Let $\Omega \subset \mathbb{R}^n$ be a bounded Lipschitz domain with bounded boundary $\Gamma.$ So $\Gamma$ is a hypersurface of dimension $(n-1)$.
I want to show that $$\int_\Gamma \frac{1}{|x|^{n-2}}d\sigma_x < C$$ for a constant $C$, where $d\sigma_x$ is the surface measure on $\Gamma$.
Will this sketch proof work?
Because the domain is Lipschitz, we know that locally, the surface measure is $$d\sigma_x = \sqrt{(1+ |\nabla \xi(x)|^2)}dx$$ where $\xi$ is a Lipschitz function that describes the domain.
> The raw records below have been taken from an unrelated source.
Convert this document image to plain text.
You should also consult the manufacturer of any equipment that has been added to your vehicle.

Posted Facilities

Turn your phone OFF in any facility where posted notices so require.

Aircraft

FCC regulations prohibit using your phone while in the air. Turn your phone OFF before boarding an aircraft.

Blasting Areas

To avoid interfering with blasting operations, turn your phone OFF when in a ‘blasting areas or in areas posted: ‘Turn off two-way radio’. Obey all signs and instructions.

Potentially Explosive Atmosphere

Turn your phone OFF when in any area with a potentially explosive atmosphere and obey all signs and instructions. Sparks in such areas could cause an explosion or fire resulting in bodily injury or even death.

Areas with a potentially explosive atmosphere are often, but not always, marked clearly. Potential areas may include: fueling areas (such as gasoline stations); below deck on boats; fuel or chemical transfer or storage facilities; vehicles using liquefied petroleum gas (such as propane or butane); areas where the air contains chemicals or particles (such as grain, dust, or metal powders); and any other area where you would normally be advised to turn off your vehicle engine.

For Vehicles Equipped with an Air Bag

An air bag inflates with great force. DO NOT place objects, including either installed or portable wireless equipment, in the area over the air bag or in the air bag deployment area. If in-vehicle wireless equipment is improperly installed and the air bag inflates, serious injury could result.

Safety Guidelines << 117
So we can write $$\int_\Gamma \frac{1}{|x|^{n-2}}d\sigma_x = \sum_i\int_{\Gamma_i}\frac{\phi_i(x)}{|x|^{n-2}}\sqrt{1+|\nabla \xi_i(x)|^2}dx$$ where $\phi_i$ is partition of unity function and $\Gamma_i$ is a segement of $\Gamma$. Then by boundedness of $\phi_i$ (which is continuous with compact support) and $\nabla \xi_i$ (which is bounded by Rademacher's theorem), we have $$\int_\Gamma \frac{1}{|x|^{n-2}}d\sigma_x \leq C\sum_i\int_{\Gamma_i}{|x|^{2-n}}dx$$ Now we can use polar coordinates, to write the right hand side as $$C\sum_i\int_{\Gamma_i}{|x|^{2-n}}dx \leq C\sum_i\int_{0}^{R_i}{|r|^{2-n}}r^{n-1}dx$$ where $R_i$ is the size of the ball that contains $\Gamma_i$. The integral on the RHS is obviously bounded.
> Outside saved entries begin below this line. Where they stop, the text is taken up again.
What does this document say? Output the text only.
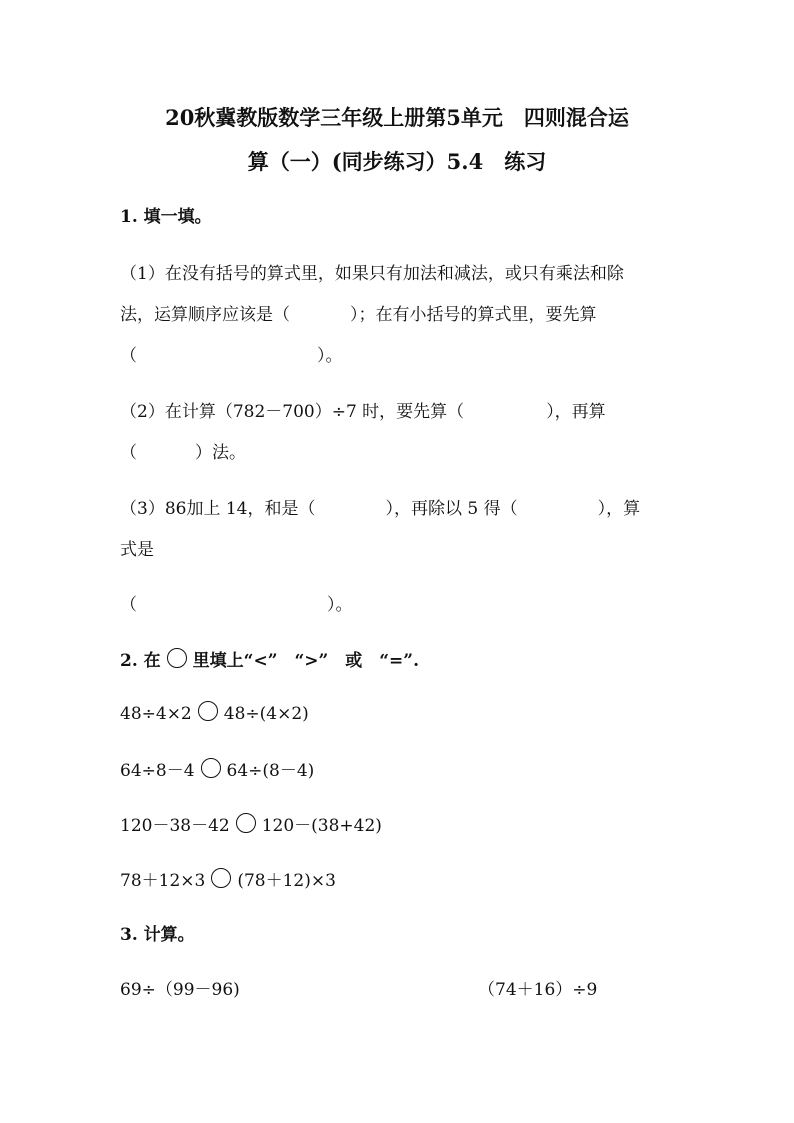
20秋冀教版数学三年级上册第5单元　四则混合运
算（一）(同步练习）5.4　练习
1. 填一填。
（1）在没有括号的算式里，如果只有加法和减法，或只有乘法和除
法，运算顺序应该是（	）；在有小括号的算式里，要先算
（	）。
（2）在计算（782－700）÷7 时，要先算（	），再算
（	）法。
（3）86加上 14，和是（	），再除以 5 得（	），算
式是
（	）。
2. 在 里填上“<”　“>”　或　“=”.
48÷4×2 48÷(4×2)
64÷8－4 64÷(8－4)
120－38－42 120－(38+42)
78＋12×3 (78＋12)×3
3. 计算。
69÷（99－96)	（74＋16）÷9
Does this seem right more or less?
The integrals in the third displayed equations are $(n-1)$-dimensional integrals, and should be as follows: let's suppose that $\Gamma_i$ is parametrized by $$x_{k_i} = \xi_i(x_1,\dots,x_{k_i-1},x_{k_i+1},\dots,x_n).$$ Let $$\zeta_i(x_1,\dots,x_{k_i-1},x_{k_i+1},\dots,x_n) = (x_1,\dots,x_{k_i-1},\xi_i(x_1,\dots,x_{k_i-1},x_{k_i+1},\dots,x_n),x_{k_i+1},\dots,x_n) .$$ Then the integrals in the third displayed equations should be $$ \int_{H_i} \frac{\phi_i(\zeta_i(y))}{|\zeta_i(y)|^{n-2}} \, \sqrt{1+|\nabla \xi_i(y)|^2} \, dy .$$ where $H_i$ is the domain of $\xi_i$, and is a subset of $\mathbb R^{n-1}$.
So when you switch to polar coordinates, you should get $C\int_0^{R_i} |r|^{2-n} r^{n-2} \, dr $.